Article © Shane Linder, uploaded January 01, 2002.
Bourne out of some not too sober ramblings when catfish folks get together, here is a sure fire guide on "how to spot a catfish geek".
- "If you are tired of people always asking you why your tanks are empty."
- "You run past a tank marked "Free Discus" to get a look at the newly imported tank of Chaca chaca."
- "When a bag of Angelfish fry come up for sale at a local auction, you think "Yes! Feeders."
- "You have begun going to the market with your spouse every week just to pick out the best vegetables for you plecos."
- "Your partner knows that they must always cook twice as many green beans as normal for dinner because half of them are for the fish." (This is my case!)
- "If you have ever taken a vegetable off your dinner plate and saved it for your fish."
- "If you have stopped turning on your aquarium lights because the light bothers your doradids."

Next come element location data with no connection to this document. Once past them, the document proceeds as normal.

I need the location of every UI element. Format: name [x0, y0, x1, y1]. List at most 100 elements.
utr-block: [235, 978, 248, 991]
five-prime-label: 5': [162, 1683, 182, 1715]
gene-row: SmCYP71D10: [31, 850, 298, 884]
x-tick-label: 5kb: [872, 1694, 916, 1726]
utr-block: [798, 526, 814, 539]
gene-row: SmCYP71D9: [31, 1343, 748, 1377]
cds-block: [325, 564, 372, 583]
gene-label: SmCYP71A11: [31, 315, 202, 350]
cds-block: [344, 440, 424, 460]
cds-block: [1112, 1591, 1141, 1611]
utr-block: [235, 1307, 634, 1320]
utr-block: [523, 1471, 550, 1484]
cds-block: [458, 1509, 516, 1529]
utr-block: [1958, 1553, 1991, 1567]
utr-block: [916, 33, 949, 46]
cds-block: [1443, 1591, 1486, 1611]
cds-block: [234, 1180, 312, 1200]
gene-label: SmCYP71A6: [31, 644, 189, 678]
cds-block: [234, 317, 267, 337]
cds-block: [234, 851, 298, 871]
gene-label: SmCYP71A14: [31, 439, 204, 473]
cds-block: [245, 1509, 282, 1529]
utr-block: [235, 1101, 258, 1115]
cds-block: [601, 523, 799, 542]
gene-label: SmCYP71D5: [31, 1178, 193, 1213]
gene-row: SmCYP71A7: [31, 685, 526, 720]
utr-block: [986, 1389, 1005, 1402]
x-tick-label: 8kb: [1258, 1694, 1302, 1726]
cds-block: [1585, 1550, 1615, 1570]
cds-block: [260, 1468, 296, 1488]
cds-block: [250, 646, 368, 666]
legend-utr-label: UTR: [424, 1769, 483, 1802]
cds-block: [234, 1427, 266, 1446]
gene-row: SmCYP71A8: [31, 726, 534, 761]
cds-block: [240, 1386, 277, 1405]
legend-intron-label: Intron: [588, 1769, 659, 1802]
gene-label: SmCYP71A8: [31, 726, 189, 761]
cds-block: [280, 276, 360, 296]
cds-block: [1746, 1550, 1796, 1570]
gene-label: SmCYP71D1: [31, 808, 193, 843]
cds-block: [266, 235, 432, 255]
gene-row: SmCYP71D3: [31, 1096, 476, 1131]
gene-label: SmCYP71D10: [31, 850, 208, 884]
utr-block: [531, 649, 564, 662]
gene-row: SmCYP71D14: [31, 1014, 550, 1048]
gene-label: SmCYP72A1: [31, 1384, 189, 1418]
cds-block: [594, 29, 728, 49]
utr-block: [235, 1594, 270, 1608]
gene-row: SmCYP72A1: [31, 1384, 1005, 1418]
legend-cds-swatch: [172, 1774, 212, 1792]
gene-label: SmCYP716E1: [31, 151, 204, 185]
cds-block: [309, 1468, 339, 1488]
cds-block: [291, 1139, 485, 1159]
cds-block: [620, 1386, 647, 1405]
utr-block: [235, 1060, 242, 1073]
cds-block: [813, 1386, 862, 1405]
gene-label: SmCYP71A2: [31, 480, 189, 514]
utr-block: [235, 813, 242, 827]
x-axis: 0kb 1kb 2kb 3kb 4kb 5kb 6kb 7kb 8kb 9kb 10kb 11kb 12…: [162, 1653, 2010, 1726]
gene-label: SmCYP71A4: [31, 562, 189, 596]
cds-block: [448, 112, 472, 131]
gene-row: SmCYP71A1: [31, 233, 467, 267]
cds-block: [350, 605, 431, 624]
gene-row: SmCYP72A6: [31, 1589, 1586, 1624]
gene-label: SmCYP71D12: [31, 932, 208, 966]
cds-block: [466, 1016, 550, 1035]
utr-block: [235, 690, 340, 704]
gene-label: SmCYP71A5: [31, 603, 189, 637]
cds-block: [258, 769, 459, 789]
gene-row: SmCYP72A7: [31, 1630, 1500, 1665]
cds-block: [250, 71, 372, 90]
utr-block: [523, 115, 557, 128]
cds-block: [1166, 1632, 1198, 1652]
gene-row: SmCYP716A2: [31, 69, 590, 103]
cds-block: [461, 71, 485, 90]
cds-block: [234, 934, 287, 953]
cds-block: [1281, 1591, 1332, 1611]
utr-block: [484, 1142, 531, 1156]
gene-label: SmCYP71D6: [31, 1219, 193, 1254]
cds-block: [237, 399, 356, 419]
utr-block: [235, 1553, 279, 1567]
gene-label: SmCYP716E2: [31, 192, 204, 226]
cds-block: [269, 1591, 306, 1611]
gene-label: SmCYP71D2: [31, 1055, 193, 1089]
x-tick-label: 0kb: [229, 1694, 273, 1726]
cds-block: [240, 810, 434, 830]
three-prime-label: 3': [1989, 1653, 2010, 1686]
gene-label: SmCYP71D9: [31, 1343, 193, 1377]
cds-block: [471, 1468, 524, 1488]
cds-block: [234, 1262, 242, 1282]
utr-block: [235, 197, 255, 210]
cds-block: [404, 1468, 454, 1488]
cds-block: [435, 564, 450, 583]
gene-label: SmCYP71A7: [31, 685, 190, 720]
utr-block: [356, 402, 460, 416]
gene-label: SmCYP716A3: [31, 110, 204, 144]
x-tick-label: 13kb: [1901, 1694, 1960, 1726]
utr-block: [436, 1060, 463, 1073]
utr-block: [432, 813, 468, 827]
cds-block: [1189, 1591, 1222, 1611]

- For Jools, when collecting in Venezuela, you pull up a seine with 500 rams and then throw the fish back in the water while exclaiming, "Damn, nothing again."
- "If your beard suddenly drops off halfway through autumn"
- "If the height of tank decoration is a PVC pipe"
- "If you have birthdays more frequently than you see your favourite fish"
- "If a pleco with two extra spots on its dorsal fin seems (to you) well worth twice the asking price of one without".
Hope you enjoyed these and if any one of them rings true; welcome to our world!